One common approach to solving such equations is through the method of undetermined coefficients or variation of parameters. The objective is always to find a solution or set of solutions that satisfies the equation under certain constraints or initial conditions, which leads us to our next core concept.

Initial Conditions

Initial conditions specify values of the solution and its derivatives at a certain point, usually at the beginning of the interval of interest. They are essential for finding a particular solution to a differential equation. In our exercise, the initial conditions given for three functions at \(t=0\) allow us to uniquely determine each of the functions. These conditions help us in determining the constants when we have a general solution for a differential equation. Without initial conditions, we could have infinitely many solutions to a differential equation, as we would have a family of curves that satisfy the equation, but with initial conditions, we can pinpoint the exact solution that fits the scenario.

Linear Independence

The concept of linear independence is key to understanding the uniqueness and span of solutions in differential equations. A set of functions is linearly independent if no function in the set can be written as a linear combination of the others.
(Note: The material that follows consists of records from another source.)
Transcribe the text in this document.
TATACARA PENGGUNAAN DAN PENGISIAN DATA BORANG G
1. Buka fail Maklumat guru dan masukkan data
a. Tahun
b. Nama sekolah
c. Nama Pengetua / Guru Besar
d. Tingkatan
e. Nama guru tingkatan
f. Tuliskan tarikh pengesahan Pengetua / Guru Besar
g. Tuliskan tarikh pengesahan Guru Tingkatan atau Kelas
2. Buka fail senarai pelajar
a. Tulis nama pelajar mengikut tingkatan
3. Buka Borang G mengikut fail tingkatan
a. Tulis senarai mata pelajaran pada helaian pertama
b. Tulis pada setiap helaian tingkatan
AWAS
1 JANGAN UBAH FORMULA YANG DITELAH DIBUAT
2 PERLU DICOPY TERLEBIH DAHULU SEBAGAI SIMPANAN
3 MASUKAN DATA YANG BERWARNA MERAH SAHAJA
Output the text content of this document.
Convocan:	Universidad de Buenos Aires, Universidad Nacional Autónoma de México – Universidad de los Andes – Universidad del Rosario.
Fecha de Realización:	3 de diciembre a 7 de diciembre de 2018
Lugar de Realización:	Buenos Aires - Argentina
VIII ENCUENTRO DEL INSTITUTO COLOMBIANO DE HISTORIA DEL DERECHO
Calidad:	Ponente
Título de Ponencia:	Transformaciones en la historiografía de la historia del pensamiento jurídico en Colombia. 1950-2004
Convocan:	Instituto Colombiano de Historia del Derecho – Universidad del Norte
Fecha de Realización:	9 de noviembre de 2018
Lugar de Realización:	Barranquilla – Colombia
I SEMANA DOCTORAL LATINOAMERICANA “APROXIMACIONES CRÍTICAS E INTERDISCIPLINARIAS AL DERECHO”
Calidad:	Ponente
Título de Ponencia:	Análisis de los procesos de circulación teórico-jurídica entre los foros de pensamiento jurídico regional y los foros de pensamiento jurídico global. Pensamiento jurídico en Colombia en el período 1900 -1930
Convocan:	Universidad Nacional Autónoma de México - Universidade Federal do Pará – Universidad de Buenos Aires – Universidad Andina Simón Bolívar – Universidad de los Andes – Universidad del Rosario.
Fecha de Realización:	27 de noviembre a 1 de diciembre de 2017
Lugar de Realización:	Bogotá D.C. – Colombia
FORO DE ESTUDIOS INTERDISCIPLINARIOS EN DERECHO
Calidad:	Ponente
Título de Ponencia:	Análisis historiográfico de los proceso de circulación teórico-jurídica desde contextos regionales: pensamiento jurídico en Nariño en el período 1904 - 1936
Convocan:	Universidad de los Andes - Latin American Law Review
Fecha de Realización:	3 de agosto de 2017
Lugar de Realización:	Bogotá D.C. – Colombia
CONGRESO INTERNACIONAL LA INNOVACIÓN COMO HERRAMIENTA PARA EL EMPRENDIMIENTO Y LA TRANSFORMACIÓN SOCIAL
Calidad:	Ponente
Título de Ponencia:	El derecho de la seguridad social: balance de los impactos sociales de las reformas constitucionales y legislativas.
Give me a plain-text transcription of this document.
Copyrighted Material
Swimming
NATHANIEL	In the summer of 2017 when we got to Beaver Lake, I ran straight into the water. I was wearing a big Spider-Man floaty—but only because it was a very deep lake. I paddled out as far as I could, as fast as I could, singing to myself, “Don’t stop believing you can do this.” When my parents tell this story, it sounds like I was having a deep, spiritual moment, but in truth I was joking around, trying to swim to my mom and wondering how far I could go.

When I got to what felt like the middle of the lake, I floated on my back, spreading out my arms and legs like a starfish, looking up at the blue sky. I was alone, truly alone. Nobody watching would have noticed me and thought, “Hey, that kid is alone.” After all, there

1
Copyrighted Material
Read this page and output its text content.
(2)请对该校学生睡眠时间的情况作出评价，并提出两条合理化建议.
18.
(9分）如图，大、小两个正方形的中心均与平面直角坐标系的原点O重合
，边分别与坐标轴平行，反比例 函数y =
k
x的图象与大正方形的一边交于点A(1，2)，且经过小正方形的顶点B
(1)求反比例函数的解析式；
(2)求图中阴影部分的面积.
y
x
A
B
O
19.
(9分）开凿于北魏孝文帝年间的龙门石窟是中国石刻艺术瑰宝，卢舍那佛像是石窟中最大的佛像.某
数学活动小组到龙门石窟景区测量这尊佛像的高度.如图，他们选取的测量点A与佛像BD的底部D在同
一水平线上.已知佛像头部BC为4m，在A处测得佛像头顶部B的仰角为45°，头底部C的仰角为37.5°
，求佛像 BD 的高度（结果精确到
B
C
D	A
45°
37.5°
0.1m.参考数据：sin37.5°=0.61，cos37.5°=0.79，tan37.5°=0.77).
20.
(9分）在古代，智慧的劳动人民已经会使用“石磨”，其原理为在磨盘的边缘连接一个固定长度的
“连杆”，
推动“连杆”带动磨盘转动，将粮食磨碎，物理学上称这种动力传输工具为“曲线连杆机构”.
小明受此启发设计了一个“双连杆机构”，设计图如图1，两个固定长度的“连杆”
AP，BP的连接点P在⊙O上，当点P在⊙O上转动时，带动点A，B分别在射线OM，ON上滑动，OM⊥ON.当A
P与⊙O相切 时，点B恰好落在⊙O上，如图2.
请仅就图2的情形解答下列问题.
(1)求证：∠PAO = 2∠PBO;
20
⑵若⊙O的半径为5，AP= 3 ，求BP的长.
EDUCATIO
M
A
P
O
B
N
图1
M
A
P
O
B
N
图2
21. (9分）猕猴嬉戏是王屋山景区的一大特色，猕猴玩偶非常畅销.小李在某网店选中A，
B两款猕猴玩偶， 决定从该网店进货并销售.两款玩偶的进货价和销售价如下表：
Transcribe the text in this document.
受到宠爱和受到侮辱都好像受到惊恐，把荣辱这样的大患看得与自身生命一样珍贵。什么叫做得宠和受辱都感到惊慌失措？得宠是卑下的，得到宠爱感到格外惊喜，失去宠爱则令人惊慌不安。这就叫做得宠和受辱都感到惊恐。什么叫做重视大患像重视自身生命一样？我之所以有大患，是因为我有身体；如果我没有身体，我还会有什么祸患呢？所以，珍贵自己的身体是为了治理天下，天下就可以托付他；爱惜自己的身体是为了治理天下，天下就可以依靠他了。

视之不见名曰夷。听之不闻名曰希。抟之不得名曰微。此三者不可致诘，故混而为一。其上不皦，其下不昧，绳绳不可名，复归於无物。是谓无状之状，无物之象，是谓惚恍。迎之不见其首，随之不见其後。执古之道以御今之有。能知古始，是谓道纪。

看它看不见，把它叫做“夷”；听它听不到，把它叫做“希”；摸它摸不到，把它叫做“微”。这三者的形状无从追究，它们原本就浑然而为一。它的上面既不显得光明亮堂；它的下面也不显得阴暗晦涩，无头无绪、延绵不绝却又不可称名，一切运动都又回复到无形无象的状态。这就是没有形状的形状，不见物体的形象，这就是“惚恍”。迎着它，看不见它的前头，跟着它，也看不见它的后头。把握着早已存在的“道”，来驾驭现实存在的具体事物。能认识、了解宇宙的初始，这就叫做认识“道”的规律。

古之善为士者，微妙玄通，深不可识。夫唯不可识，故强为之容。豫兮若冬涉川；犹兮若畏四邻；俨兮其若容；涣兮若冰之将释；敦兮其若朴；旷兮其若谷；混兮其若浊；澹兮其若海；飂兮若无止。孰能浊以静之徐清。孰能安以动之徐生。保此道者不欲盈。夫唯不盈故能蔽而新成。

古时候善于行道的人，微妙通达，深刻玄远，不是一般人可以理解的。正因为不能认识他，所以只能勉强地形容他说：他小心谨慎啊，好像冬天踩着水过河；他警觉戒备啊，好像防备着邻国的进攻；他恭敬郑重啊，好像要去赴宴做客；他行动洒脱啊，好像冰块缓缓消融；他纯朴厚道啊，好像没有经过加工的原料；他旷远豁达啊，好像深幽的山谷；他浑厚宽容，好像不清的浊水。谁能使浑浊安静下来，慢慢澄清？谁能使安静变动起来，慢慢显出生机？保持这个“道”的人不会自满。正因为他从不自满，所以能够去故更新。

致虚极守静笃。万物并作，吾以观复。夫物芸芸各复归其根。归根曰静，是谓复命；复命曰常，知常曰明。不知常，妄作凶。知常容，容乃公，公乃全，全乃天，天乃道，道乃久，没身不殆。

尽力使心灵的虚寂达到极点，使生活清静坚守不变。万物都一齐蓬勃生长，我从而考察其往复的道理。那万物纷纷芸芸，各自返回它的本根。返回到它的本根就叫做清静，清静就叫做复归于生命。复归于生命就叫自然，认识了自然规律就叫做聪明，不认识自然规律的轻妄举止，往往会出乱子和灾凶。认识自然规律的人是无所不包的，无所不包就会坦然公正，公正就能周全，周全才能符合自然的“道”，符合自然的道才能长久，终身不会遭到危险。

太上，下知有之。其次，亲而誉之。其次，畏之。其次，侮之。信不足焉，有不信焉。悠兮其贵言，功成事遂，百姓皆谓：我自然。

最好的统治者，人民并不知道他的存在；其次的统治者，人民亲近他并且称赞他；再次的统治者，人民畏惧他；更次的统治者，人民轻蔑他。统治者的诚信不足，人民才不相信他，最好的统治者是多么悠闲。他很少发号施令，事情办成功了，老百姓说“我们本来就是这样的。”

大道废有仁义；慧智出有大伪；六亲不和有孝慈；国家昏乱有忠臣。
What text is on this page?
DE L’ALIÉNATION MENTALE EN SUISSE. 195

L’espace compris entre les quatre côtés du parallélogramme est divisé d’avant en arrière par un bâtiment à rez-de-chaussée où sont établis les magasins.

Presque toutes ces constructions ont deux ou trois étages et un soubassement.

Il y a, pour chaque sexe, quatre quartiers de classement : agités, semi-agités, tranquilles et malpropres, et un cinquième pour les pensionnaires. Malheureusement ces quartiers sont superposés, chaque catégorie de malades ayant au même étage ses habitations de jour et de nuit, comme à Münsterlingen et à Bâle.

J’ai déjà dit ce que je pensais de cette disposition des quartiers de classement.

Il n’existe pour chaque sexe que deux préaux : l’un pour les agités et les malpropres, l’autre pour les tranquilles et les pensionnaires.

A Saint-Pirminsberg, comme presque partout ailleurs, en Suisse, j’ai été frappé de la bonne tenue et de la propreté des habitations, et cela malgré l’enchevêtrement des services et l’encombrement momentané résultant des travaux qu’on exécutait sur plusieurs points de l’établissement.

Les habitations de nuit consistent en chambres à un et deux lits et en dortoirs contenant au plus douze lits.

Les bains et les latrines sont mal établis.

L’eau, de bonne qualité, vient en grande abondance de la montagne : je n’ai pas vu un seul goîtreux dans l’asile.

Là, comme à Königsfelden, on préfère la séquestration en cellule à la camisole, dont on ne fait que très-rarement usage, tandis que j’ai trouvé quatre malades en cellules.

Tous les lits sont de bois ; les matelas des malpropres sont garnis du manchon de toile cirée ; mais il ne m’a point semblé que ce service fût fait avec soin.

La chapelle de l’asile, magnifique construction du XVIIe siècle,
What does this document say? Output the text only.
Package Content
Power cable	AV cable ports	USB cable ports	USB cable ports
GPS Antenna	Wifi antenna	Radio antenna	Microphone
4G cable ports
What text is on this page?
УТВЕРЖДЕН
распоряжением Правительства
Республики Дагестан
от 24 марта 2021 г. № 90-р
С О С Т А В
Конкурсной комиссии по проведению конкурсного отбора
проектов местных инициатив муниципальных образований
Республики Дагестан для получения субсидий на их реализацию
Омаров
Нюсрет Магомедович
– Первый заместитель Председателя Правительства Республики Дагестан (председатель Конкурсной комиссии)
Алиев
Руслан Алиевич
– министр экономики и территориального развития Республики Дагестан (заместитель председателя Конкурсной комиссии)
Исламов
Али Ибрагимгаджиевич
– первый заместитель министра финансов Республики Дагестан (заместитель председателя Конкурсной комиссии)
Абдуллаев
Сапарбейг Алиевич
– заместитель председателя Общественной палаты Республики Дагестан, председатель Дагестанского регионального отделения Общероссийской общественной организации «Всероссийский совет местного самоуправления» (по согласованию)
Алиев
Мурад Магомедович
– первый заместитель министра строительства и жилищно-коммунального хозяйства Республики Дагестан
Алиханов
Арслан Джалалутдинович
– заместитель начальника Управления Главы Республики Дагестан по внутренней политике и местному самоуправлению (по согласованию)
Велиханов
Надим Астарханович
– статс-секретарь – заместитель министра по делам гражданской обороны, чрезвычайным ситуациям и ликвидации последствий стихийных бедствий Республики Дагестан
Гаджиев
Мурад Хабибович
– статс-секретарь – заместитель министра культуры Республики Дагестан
This implies that each function adds a new dimension to the solution space, and there's no redundancy among the solutions provided. The Wronskian determinant, as seen in the exercise, provides a test for linear independence. If the Wronskian of a set of functions is non-zero at any point in the interval, the functions are linearly independent on that interval. The Wronskian is especially useful when dealing with solutions to linear differential equations where we are often interested in finding a set of linearly independent solutions to describe all possible solutions.

Fundamental Set of Solutions

A fundamental set of solutions of a linear differential equation is a set of linearly independent solutions that spans the entire solution space. In other words, any solution to the differential equation can be expressed as a linear combination of functions from this set. The exercise shows that if the Wronskian is non-zero, we have such a fundamental set. Hence, knowing the fundamental set is crucial for describing all possible behaviors of solutions to the differential equation. It’s like having a complete toolkit, where each tool plays a unique role in constructing any solution to the equation. As we conclude that we have a fundamental set of solutions due to a non-zero Wronskian, we are assured that our toolkit is neither missing any tools nor does it have any redundant ones.